L’importance de créer une Banque africaine de l’énergie
La Banque africaine de l’énergie devrait atteindre quatre objectifs clés :
Rétablir et exploiter les flux d’investissement africains et mondiaux dans l’industrie pétrolière et gazière du continent pendant une période de transition.
Mobiliser des fonds pour soutenir les investissements dans la chaîne de valeur énergétique de ses membres.
Augmenter les investissements dans la production et la logistique des carburants de transition.
Soutenir la diversification des économies dépendantes des énergies fossiles pour atténuer le coût économique de la transition.
En outre, a écrit le Dr. Oramah, la banque encouragera le commerce et les investissements intra-africains afin de réduire les émissions de carbone considérables dérivées de l’externalisation des chaînes d’approvisionnement de l’Afrique. Environ 85 % du commerce africain est extra-africain.
Il serait difficile, je pense, de trouver à redire aux préoccupations, aux affirmations ou aux plans bien réfléchis du Dr. Oramah. Réorienter les revenus actuels des énergies fossiles vers des industries plus vertes selon un calendrier mesuré avec des repères appropriés – c’est ainsi que l’Afrique peut contribuer à atténuer les dommages environnementaux, stabiliser les économies vulnérables et les préparer à la croissance, et encourager le développement d’énergies vertes à faible émission de carbone sur tout le continent. C’est une victoire pour tous.
La création d’une Banque africaine de l’énergie est un plus, bien que cela ne soit pas mentionné dans le commentaire du Dr. Oramah.
Cela réduit notre besoin d’aide étrangère, le pansement traditionnel de la pauvreté africaine
Comme je l’ai écrit dans mes livres et éditoriaux, l’Afrique n’a pas besoin d’aumônes. Elles font plus de mal que de bien en bloquant le potentiel et les opportunités à offrir aux pauvres pour s’aider eux-mêmes. Après tout, il est difficile pour les agriculteurs locaux de vendre leurs récoltes, leurs œufs ou leur bétail lorsqu’ils sont en concurrence avec la nourriture gratuite d’un gouvernement ou d’une institution étrangère.
Ce dont nous avons besoin, c’est de développement des compétences, d’infrastructures et d’environnements propices à la construction d’économies dynamiques – des choses dont je crois sincèrement qu’elles sont possibles grâce au travail d’une banque panafricaine de l’énergie de plusieurs milliards de dollars et à son renforcement des capacités. La Banque africaine de transition énergétique servira de catalyseur pour l’investissement privé. En canalisant ces fonds vers des projets africains, la banque favorisera le développement local et la croissance socioéconomique tout en augmentant l’accès à l’électricité pour les Africains ordinaires.
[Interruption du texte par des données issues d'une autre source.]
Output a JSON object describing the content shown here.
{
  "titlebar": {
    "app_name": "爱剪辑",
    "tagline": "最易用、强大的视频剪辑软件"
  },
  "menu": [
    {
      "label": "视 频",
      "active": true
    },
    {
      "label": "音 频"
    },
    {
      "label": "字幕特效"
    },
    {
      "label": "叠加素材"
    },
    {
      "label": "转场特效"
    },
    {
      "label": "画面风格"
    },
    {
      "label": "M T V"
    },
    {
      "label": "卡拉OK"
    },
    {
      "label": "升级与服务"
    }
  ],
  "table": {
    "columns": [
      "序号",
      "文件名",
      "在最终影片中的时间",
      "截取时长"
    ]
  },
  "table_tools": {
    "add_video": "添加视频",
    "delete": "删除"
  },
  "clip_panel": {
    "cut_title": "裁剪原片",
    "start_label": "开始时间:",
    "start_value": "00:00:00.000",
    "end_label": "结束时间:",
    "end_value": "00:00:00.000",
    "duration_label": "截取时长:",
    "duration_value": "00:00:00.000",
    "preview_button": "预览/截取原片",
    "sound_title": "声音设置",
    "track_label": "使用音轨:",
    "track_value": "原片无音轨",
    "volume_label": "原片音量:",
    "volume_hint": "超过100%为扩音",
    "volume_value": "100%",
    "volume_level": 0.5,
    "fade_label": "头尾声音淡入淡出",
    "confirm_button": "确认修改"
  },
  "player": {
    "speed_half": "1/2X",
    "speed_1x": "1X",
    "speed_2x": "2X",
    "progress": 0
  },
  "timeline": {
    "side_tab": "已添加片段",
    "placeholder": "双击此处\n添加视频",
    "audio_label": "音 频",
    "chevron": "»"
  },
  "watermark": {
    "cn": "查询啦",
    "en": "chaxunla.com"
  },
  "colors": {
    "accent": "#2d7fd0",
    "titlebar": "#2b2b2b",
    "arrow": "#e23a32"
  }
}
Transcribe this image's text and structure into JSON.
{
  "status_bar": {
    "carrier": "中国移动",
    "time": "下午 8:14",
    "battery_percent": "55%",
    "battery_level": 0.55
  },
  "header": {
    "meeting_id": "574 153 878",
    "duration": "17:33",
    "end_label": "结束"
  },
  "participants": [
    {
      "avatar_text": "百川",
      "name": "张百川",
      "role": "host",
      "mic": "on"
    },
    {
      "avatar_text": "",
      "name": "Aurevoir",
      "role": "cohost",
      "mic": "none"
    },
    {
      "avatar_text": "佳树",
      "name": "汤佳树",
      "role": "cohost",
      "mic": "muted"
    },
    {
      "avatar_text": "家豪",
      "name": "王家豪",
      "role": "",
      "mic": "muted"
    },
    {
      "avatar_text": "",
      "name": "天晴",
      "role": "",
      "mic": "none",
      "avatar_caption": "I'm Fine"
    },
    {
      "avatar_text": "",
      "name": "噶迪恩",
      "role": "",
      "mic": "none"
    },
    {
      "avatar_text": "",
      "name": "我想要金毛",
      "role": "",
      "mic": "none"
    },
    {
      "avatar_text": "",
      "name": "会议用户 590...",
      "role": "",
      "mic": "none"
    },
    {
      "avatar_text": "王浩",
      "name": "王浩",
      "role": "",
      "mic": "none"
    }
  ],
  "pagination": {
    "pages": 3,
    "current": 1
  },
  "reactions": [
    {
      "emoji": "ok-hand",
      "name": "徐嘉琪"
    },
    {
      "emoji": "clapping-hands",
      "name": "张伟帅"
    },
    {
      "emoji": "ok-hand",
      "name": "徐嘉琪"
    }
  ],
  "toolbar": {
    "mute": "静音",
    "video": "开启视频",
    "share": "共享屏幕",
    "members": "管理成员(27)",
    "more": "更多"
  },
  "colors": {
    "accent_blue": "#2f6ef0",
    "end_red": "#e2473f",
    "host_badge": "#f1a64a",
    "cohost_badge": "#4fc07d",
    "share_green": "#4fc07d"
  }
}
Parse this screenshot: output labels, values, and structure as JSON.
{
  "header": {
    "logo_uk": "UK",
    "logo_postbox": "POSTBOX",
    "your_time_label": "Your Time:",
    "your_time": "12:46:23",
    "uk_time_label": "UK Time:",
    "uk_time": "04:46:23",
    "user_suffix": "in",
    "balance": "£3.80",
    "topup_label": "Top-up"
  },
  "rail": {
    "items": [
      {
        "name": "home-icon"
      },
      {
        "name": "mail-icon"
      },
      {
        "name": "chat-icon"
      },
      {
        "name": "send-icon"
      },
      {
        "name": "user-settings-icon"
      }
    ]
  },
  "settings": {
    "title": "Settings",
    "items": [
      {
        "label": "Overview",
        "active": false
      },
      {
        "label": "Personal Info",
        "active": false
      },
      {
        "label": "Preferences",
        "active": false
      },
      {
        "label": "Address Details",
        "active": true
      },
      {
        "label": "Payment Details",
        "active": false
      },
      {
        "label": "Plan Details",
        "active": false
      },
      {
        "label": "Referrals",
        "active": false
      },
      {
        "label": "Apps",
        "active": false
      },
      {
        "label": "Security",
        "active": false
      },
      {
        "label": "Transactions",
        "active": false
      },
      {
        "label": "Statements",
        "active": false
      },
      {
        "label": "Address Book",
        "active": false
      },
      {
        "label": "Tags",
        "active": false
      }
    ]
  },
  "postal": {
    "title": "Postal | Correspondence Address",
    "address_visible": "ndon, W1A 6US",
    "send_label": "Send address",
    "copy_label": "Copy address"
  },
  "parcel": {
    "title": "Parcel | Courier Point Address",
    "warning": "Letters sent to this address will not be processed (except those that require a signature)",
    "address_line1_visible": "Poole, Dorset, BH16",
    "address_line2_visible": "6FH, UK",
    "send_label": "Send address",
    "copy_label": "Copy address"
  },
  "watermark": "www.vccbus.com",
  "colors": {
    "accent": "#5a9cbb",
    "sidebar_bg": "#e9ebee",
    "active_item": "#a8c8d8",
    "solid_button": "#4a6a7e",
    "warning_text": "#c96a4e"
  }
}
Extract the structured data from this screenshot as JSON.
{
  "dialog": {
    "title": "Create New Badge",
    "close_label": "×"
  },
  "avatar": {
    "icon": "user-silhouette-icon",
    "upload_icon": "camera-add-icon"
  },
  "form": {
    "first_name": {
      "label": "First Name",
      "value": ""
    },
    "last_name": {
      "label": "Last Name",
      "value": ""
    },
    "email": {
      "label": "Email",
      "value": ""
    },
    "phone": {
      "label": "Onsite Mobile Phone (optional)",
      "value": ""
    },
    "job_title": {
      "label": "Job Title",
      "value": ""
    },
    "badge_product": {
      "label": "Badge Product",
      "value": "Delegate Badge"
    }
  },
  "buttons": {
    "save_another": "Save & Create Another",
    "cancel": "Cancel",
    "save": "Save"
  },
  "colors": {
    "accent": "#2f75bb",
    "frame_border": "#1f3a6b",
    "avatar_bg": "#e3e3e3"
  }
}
En bref, les Africains le feront par eux-mêmes et pour eux-mêmes, sans l’aide ou, plus précisément, l’interférence de l’Occident.
Le commentaire du Dr. Oramah donne au monde une voix de la raison bien nécessaire en ce qui concerne la transition énergétique de l’Afrique. L’approche pragmatique qu’il propose pour la transition énergétique de l’Afrique respecte la nécessité pour la communauté internationale de ralentir le changement climatique et tient notre continent responsable de l’aide apportée au monde pour atteindre cet objectif vital. Mais elle montre également que nous pouvons protéger notre planète et nos populations sans sacrifier les besoins et les priorités de l’Afrique.